Tunneling effects in confined gold nanoparticle hydrogenation catalysts

Clean surface gold nanoparticles (AuNPs) of ∼6.6 nm that were confined in ionic liquid (IL) cages of hybrid γ-alumina (γ-Al 2 O 3 ) displayed hydrogenation pathways in the reduction of trans -cinnamaldehyde distinct from those imprinted directly onto γ-Al 2 O 3 . Hydrogen activation proceeded via homolytic activation in IL-encapsulated AuNPs and via heterolytic cleavage for IL-free supported AuNPs. Higher negative apparent entropy (Δ S app ) values were obtained for the IL-confined AuNPs compared to the non-hybrid catalyst (Au/γ-Al 2 O 3 ), suggesting a decrease in the number of microstates induced by the nano-confined environment. High kinetic isotope effect (KIE) values ( k H / k D = 2.5-2.9 at 273 K) and Arrhenius convex curves were observed.
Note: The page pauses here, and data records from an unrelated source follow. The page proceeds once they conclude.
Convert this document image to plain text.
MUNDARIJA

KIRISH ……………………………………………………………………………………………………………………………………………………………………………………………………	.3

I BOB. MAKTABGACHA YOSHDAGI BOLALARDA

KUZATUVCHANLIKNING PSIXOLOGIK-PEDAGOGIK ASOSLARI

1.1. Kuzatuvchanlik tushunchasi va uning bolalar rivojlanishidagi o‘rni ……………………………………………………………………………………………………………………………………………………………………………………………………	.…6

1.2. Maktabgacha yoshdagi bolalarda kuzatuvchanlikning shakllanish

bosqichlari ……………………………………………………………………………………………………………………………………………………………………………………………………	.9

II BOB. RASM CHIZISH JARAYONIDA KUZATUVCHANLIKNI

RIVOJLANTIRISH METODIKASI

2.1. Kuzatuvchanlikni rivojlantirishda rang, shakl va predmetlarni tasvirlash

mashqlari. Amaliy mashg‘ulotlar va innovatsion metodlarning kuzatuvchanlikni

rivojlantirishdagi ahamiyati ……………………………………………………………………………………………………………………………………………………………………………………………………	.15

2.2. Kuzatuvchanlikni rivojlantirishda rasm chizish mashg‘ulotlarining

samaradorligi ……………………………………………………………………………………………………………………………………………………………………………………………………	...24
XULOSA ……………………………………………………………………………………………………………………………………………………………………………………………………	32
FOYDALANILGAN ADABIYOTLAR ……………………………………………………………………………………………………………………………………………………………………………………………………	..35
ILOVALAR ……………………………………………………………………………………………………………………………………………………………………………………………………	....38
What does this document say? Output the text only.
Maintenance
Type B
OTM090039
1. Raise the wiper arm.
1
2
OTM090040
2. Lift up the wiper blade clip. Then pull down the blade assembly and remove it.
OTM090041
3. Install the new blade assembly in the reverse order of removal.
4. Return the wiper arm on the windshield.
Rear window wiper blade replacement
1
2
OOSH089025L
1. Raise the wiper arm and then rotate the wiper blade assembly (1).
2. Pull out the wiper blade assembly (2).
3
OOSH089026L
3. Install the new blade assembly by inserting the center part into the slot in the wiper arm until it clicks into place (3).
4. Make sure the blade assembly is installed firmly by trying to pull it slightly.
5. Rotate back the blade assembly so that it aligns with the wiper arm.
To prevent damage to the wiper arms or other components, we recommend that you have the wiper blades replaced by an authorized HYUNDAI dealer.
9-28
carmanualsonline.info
Furthermore, differences of 5.6 and 6.2 kJ mol −1 between the apparent activation energies of the deuteration and hydrogenation reactions ( E D a-app − E H a-app ) associated with pre-exponential factor ratios ( A D / A H ) of 4.6 and 5.1 provided strong evidence of the possible involvement of a tunneling pathway in the case of the confined AuNPs. H 2 activation proceeds via homolytic activation over AuNPs confined in ionic liquid hybrid supports and display high kinetic isotope effects and convex curves in the Arrhenius plots, which suggests the possible involvement of a tunneling pathway.